How is this possible?
- One hypothesis is reactivation. The coronavirus could remain latent in the body and attack the respiratory organs again once it is reactivated. So far, this hypothesis has not been proven, and experts of HIV and HPV are not really in favor of such an option.
- Another explanation lies in the accuracy of diagnostic kits.
- Poor quality of the components of the test can be blamed. Nevertheless, regarding the offer on the market for such tests, and the level of expertise in South Korea in biotechnology field, we can be confident that the country has access to a large number of high-quality grade tests.
- Mutation of the virus may be an option. In fact, it’s unlikely that COVID-19 has already mutated in a drastic way. What’s in it for COVID at the moment if it mutates? It is spreading so easily among the worldwide population, there’s no necessity to change what already works pretty well.
- We might also suggest that fragments of the virus remain in the body. In fact, despite the seroconversion and the cured state of the patient, some residual virus RNA can persist in the bloodstream.

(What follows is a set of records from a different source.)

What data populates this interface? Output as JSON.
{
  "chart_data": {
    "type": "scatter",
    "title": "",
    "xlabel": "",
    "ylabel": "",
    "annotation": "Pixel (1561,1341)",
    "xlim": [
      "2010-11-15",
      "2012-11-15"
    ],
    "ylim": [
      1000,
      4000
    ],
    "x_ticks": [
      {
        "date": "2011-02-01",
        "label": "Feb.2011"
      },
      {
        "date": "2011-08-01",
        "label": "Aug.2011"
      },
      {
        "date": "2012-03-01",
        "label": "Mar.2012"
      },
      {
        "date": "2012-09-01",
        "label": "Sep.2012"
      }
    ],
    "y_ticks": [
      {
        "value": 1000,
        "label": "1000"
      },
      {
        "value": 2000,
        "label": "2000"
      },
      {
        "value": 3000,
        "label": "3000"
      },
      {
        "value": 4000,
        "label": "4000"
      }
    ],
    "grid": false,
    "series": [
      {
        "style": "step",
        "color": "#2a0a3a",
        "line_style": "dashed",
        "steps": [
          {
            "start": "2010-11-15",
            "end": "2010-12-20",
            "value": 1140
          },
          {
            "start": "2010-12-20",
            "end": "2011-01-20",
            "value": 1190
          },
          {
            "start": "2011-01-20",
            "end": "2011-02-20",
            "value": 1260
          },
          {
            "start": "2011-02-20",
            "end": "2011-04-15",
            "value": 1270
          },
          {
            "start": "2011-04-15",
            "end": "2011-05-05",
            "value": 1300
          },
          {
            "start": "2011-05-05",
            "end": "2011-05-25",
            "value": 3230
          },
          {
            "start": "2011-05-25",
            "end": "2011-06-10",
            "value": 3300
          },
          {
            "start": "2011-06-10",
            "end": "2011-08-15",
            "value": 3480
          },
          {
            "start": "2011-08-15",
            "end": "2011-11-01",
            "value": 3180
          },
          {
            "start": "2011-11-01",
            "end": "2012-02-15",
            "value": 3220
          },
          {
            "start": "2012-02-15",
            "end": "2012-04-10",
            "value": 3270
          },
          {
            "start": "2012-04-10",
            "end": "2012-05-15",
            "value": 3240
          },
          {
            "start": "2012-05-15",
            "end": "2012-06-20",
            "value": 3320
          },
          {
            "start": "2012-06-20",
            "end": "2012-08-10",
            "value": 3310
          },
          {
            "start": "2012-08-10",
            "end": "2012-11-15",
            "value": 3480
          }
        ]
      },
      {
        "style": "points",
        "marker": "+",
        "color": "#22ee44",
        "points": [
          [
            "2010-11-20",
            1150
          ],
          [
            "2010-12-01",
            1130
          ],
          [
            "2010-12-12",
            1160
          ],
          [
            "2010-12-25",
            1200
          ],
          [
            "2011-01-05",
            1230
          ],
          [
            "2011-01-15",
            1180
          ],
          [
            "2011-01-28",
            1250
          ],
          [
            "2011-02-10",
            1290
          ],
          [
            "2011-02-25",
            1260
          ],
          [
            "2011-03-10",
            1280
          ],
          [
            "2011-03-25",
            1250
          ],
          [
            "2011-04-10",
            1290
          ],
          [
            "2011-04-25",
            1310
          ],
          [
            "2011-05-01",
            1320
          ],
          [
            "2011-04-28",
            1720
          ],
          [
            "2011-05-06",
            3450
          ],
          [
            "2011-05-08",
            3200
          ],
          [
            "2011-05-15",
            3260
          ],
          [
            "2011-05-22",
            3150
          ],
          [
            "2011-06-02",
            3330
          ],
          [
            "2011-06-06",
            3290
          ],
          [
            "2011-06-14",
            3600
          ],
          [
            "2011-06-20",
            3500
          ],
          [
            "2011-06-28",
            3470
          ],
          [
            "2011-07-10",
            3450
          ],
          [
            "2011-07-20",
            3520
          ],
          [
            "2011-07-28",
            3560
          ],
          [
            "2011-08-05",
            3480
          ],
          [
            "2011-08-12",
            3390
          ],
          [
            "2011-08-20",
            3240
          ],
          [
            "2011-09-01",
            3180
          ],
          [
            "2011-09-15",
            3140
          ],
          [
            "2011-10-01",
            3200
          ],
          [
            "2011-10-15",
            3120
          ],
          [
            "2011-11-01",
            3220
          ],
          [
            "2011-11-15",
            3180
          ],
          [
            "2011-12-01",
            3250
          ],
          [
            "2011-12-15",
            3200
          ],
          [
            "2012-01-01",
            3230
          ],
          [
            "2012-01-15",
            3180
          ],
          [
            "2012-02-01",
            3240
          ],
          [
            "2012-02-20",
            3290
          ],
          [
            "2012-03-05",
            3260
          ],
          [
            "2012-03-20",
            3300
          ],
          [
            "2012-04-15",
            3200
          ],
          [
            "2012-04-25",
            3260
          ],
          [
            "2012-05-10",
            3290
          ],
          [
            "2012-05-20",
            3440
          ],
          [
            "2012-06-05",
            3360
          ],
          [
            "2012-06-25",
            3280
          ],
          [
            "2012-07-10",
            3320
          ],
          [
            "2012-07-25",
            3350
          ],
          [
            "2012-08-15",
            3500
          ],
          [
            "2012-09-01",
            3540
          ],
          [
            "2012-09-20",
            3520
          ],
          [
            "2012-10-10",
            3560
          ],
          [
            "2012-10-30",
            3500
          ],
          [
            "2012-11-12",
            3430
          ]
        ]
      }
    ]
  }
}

- Reinfection is another possibility. Some people with underlying weak immune system conditions, and presenting lower antibody levels, could face a second infection to the virus. Nevertheless, regarding the antibody immune response of patients, the probability of such event is estimated as being low.
It is clear that we are still in the early stages of our coronavirus discoveries. The obstacles of accuracy in serological tests are numerous, some subset populations present higher risks and the viral reactivation is not so clear for the moment.
However, we need to make decisions without full knowledge of the immunity of COVID-19. The stakes are too high to sit back and do nothing.